As an avid beer drinker myself, I can argue from a position of self-interest alone that it would be bad to raise the level of tax on a pint of beer.
But let’s forget about that particular issue for a moment, and concentrate instead on the ludicrous yearly spectacle of the Chancellor of the Exchequer standing at the despatch box in the House of Commons, and reeling off a list of everyday products that he intends to extract more tax from in the coming year.
Could there be a greater example of heavy-handed, over-centralised, petty, British authoritarianism than this?
Why should the central government, in addition to raiding our personal incomes and (if we are so fortunate as to have them) corporate profits or capital gains, also be allowed to decide that it wants a slice of the pie every time we buy a pint at the local pub, or a pack of cigarettes, or a bottle of wine to drink at dinner?
Is the punishingly high rate of VAT (currently 20%) paid on most goods insufficient? Are the higher (40%) and top (50%) rates of income tax not enough, or the additional national insurance “contributions” that we all make (an additional tax in all but name, meaning that the highest marginal rate of income tax is now well over 50% – why bother to work at all when the government snatches more than half of every pound you make before it even hits your bank account?)
Since the Second World War, and for some time before, government in Britain – and the raising and spending of government funds – have been far too centralised. Wouldn’t it be a wonderful thing if taxes were simplified in this country, so that there was one deduction for income tax, one for VAT, one for capital gains, one for corporation tax and nothing else to worry about?

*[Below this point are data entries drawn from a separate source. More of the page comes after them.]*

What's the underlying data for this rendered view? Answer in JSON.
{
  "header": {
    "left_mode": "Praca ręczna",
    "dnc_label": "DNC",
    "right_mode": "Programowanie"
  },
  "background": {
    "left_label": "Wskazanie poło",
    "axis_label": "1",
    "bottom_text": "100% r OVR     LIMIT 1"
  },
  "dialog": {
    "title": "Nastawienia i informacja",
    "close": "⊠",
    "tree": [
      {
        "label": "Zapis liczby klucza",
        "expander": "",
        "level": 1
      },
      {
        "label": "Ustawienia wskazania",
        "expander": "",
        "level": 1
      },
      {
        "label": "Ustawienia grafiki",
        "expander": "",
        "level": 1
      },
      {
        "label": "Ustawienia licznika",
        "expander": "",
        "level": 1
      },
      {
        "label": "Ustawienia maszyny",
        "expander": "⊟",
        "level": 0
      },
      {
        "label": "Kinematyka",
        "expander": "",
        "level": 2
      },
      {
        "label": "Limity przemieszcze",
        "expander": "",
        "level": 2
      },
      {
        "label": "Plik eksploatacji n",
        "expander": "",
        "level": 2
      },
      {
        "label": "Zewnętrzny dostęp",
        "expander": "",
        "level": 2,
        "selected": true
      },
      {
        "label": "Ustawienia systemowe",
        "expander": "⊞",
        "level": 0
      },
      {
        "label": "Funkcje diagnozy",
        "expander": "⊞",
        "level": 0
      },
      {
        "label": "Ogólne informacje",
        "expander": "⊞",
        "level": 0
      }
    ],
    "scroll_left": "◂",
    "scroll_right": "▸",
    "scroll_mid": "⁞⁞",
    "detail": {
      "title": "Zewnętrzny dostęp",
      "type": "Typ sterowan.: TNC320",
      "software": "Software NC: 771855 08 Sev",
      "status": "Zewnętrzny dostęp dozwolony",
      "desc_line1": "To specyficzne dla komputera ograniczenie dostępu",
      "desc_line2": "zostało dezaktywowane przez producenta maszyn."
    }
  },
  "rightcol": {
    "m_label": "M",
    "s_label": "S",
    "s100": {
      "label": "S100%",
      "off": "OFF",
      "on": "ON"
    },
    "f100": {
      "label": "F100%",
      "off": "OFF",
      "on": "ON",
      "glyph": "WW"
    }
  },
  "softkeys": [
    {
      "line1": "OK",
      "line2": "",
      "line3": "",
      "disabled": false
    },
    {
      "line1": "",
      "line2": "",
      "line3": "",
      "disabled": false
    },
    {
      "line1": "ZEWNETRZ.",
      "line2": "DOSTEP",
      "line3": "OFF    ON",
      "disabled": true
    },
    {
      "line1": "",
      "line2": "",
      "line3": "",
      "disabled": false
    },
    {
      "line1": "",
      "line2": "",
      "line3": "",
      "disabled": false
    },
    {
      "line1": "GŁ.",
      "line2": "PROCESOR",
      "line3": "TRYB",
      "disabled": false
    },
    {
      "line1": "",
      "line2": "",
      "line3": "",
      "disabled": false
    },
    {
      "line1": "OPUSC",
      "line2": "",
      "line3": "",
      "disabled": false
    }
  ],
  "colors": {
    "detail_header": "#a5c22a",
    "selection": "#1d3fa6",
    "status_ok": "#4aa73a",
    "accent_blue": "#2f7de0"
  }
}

Forget “national insurance” and sneaky tax increases on a pint of cider here, or a pack of cigarettes there, or doubling the tax we pay for the privilege of passing through any of Britain’s dilapidated airports (air passenger duty), or any other thing that the Chancellor thinks he can extract revenue from?
If that’s an impossible pipe dream, how about restoring some semblance of a link between the stealth taxes that are raised and what that money is spent on, so that I can be reasonably sure that the ridiculous amount of tax I pay when I fly from Heathrow Airport actually goes to make air travel or general transport better in this country, rather than being added to some massive central pot and disbursed to fund a score of other schemes that I probably either object to, or don’t benefit from?
And since no government will ever do this in the foreseeable future, can we at least implement Ben Gummer MP’s idea to give each taxpayer a yearly statement, personalised for their salary and annual tax contributions, showing where their contributions are going.
And when, for example, people buy petrol at the pump (or rather, go inside the shop to pay, because this is Britain and paying at the pump is still proving too great a technical feat for us to master in 2012), it would be nice if the receipts would show the original price charged by the company, and then the price payable by the consumer once the onerously high rate of fuel duty is added on.
Government should be transparent, open and accountable, and I for one would like to see where my money is going.